Inicio  /  Computation  /  Vol: 9 Par: 2 (2021)  /  Artículo
ARTÍCULO
TITULO

Modified ALNS Algorithm for a Processing Application of Family Tourist Route Planning: A Case Study of Buriram in Thailand

Narisara Khamsing    
Kantimarn Chindaprasert    
Rapeepan Pitakaso    
Worapot Sirirak and Chalermchat Theeraviriya    

Resumen

This research presents a solution to the family tourism route problem by considering daily time windows. To find the best solution for travel routing, the modified adaptive large neighborhood search (MALNS) method, using the four destructions and the four reconstructions approach, is applied here. The solution finding performance of the MALNS method is compared with an exact method running on the Lingo program. As shown by various solutions, the MALNS method can balance travel routing designs, including when many tourist attractions are present in each path. Furthermore, the results of the MALNS method are not significantly different from the results of the exact method for small problem sizes. For medium and large problem sizes, the MALNS method shows a higher performance and a smaller processing time for finding solutions.
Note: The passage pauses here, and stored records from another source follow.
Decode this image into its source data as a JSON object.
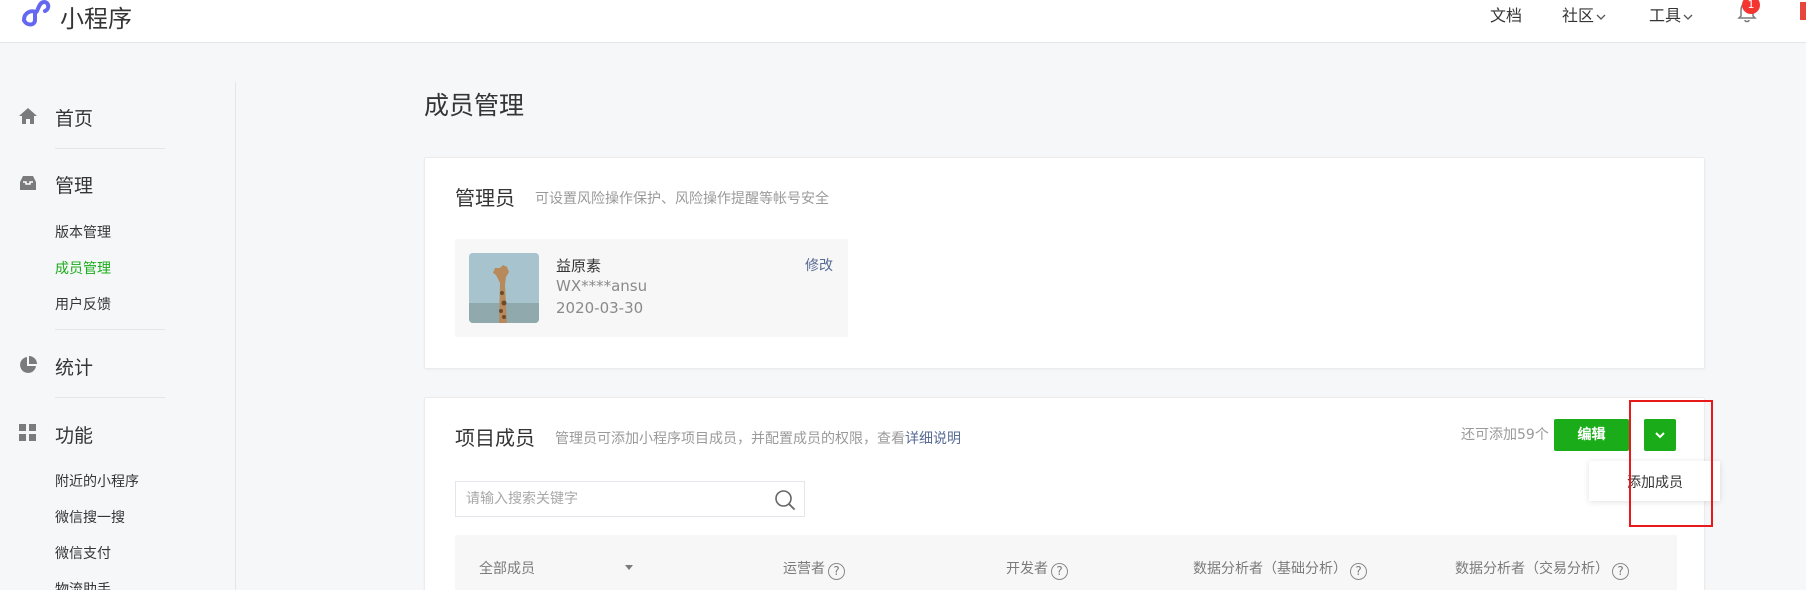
{
  "topbar": {
    "app_name": "小程序",
    "nav": {
      "docs": "文档",
      "community": "社区",
      "tools": "工具"
    },
    "notification_count": "1"
  },
  "sidebar": {
    "sections": [
      {
        "label": "首页",
        "icon": "home-icon"
      },
      {
        "label": "管理",
        "icon": "inbox-icon",
        "items": [
          "版本管理",
          "成员管理",
          "用户反馈"
        ],
        "active": "成员管理"
      },
      {
        "label": "统计",
        "icon": "pie-chart-icon"
      },
      {
        "label": "功能",
        "icon": "grid-icon",
        "items": [
          "附近的小程序",
          "微信搜一搜",
          "微信支付",
          "物流助手"
        ]
      }
    ]
  },
  "main": {
    "page_title": "成员管理",
    "admin_card": {
      "title": "管理员",
      "desc": "可设置风险操作保护、风险操作提醒等帐号安全",
      "admin": {
        "name": "益原素",
        "wx": "WX****ansu",
        "date": "2020-03-30",
        "modify": "修改"
      }
    },
    "members_card": {
      "title": "项目成员",
      "desc": "管理员可添加小程序项目成员，并配置成员的权限，查看",
      "desc_link": "详细说明",
      "remaining": "还可添加59个",
      "edit_label": "编辑",
      "dropdown_item": "添加成员",
      "search_placeholder": "请输入搜索关键字",
      "columns": [
        "全部成员",
        "运营者",
        "开发者",
        "数据分析者（基础分析）",
        "数据分析者（交易分析）"
      ]
    }
  },
  "colors": {
    "accent_green": "#1aad19",
    "link_blue": "#576b95",
    "highlight_red": "#e8191b",
    "badge_red": "#f43530"
  }
}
The values for the average total travel cost and average travel satisfaction rating derived by the MALNS method are approximately 0.18% for a medium problem and 0.05% for a large problem, 0.24% for a medium problem, and 0.21% for a large problem, respectively. The values derived from the exact method are slightly different. Moreover, the MALNS method calculation requires less processing time than the exact method, amounting to approximately 99.95% of the time required for the exact method. In this case study, the MALNS algorithm result shows a suitable balance of satisfaction and number of tourism places in relation to the differences between family members of different ages and genders in terms of satisfaction in tour route planning. The proposed solution methodology presents an effective high-quality solution, suggesting that the MALNS method has the potential to be a great competitive algorithm. According to the empirical results shown here, the MALNS method would be useful for creating route plans for tourism organizations that support travel route selection for family tours in Thailand.